The factors \(x - 6\) and \(x + 1\) help us solve for the roots of the equation by setting each factor equal to zero. This results in two solutions for \(x\): \(x = 6\) and \(x = -1\).
Factoring is a powerful and efficient method to solve quadratic equations, especially when the numbers are easy to recognize and factor.

Once we have found the possible solutions \(x = 6\) and \(x = -1\) by factoring, it is crucial to verify them. Verification ensures that both solutions truly satisfy the original quadratic equation. We do this by substituting each solution back into the equation. Let's examine both solutions:

• Substitute \(x = 6\):
  \[6^2 - 5(6) - 6 = 36 - 30 - 6 = 0\]
• Substitute \(x = -1\):
  \[(-1)^2 - 5(-1) - 6 = 1 + 5 - 6 = 0\]

In both cases, the results are \(0\), confirming that both \(x = 6\) and \(x = -1\) are valid solutions of the equation. Verification of solutions is an essential step in solving quadratic equations to ensure accuracy and correctness.

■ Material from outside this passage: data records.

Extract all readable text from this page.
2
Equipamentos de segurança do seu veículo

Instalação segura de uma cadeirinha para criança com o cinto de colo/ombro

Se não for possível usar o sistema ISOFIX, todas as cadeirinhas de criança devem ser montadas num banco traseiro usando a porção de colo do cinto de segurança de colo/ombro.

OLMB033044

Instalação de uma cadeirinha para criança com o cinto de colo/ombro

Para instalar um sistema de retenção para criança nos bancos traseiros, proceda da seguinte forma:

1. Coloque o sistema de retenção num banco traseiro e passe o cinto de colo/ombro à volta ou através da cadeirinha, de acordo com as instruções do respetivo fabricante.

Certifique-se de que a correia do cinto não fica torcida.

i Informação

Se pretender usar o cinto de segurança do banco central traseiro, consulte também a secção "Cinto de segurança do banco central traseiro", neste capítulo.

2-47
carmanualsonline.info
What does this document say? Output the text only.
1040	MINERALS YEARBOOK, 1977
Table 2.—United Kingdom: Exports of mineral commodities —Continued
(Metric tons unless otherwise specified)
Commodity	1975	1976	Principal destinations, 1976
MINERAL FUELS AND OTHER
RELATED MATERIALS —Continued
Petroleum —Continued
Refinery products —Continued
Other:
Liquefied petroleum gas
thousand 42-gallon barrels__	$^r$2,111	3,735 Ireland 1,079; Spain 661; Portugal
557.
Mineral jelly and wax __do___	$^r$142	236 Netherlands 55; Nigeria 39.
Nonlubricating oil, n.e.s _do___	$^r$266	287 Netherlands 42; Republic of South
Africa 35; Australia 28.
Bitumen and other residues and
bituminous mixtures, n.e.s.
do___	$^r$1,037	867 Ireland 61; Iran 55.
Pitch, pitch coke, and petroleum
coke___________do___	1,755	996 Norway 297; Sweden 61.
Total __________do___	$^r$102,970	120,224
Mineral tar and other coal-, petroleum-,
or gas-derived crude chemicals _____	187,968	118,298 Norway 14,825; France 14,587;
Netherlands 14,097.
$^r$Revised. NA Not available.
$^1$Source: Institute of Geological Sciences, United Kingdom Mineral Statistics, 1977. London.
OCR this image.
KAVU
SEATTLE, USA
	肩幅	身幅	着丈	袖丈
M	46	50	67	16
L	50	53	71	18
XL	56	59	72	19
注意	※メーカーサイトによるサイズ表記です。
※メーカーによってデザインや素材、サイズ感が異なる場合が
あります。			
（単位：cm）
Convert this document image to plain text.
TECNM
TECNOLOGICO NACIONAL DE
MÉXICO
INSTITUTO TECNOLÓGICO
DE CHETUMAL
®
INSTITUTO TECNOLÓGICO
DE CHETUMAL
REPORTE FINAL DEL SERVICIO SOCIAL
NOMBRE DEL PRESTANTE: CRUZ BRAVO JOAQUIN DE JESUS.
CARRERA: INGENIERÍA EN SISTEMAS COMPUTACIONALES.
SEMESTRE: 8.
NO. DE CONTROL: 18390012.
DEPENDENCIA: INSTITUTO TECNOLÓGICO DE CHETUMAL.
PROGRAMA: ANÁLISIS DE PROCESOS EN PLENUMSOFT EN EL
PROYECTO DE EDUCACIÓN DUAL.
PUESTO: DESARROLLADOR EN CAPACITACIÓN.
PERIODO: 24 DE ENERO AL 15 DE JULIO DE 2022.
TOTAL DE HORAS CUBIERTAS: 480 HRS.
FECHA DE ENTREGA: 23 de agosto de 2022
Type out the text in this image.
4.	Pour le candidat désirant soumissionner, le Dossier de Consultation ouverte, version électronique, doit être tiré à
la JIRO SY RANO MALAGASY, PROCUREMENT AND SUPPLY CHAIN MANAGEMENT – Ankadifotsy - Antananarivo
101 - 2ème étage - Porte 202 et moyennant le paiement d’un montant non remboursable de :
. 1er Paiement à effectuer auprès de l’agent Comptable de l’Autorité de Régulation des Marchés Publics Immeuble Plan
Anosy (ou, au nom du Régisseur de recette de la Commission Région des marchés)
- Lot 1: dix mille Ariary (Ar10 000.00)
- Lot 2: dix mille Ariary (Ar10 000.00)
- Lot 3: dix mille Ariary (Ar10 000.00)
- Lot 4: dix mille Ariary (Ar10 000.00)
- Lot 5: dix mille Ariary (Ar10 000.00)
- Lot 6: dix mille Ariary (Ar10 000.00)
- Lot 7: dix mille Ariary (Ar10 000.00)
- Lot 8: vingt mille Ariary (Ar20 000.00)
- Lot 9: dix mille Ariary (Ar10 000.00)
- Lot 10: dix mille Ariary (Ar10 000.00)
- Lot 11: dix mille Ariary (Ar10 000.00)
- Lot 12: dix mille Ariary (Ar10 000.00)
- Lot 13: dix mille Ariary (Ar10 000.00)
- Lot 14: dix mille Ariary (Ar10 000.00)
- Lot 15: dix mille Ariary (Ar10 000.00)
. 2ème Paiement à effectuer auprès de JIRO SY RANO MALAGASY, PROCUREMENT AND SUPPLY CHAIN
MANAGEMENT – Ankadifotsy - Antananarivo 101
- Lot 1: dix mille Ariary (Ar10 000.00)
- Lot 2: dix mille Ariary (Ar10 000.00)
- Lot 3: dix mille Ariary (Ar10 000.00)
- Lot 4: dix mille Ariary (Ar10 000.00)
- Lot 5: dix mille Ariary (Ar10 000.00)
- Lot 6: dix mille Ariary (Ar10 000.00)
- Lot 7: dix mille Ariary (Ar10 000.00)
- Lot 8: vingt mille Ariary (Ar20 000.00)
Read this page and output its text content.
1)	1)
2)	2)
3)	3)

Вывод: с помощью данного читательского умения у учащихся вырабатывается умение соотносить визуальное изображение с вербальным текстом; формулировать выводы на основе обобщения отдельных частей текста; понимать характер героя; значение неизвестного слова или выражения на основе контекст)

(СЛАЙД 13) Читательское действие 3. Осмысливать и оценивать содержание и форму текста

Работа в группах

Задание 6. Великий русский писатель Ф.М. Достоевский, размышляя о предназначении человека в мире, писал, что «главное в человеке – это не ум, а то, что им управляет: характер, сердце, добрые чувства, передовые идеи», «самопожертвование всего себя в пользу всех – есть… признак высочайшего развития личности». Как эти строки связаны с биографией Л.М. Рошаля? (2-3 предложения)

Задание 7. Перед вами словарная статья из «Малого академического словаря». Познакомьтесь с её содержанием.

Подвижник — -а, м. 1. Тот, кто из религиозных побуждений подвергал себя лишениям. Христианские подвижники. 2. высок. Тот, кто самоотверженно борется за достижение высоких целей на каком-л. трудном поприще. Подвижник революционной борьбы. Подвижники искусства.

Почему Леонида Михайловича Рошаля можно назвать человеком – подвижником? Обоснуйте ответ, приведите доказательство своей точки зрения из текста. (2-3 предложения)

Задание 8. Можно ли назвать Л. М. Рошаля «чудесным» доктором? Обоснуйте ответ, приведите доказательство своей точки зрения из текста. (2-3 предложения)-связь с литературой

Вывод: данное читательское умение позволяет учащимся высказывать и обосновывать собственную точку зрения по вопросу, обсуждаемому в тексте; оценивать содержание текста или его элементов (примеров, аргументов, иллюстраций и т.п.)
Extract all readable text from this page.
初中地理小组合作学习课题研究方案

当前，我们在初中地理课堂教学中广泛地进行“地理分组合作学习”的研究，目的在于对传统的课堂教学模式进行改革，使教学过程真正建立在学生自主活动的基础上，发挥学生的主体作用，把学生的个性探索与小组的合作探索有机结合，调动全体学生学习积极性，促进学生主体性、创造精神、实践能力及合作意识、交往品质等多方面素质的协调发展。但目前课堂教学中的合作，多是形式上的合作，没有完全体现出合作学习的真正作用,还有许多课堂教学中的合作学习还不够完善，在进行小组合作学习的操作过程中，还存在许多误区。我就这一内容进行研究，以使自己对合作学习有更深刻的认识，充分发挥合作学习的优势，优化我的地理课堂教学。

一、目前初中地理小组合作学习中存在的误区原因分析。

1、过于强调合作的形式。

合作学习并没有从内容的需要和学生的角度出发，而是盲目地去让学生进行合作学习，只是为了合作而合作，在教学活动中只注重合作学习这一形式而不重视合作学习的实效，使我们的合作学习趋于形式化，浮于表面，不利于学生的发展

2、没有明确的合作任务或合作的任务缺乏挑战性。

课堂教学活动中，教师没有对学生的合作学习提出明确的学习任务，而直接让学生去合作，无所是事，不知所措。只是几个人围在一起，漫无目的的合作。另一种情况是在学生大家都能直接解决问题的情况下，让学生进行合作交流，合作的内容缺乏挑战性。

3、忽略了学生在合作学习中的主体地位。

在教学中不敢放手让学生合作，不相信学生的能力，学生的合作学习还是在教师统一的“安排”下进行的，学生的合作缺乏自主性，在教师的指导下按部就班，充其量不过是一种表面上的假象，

Understanding the standard form of a quadratic equation is fundamental in solving and manipulating these types of equations. The standard form is written as \(ax^2 + bx + c = 0\), where:

• \(a\) is the coefficient of \(x^2\) and determines the direction and width of the parabola.
• \(b\) is the coefficient of \(x\), influencing the axis of symmetry and the vertex.
• \(c\) is the constant term, indicating the equation's value when \(x = 0\).

In the problem \(x^2 - 5x - 6 = 0\), the coefficients are \(a = 1\), \(b = -5\), and \(c = -6\). Recognizing and writing a quadratic equation in its standard form makes it easier to apply methods like factoring and using the quadratic formula. It allows us to quickly identify the roots of the equation by solving for the zeros of the function. The standard form serves as the starting point for any further analysis or calculation related to quadratic equations.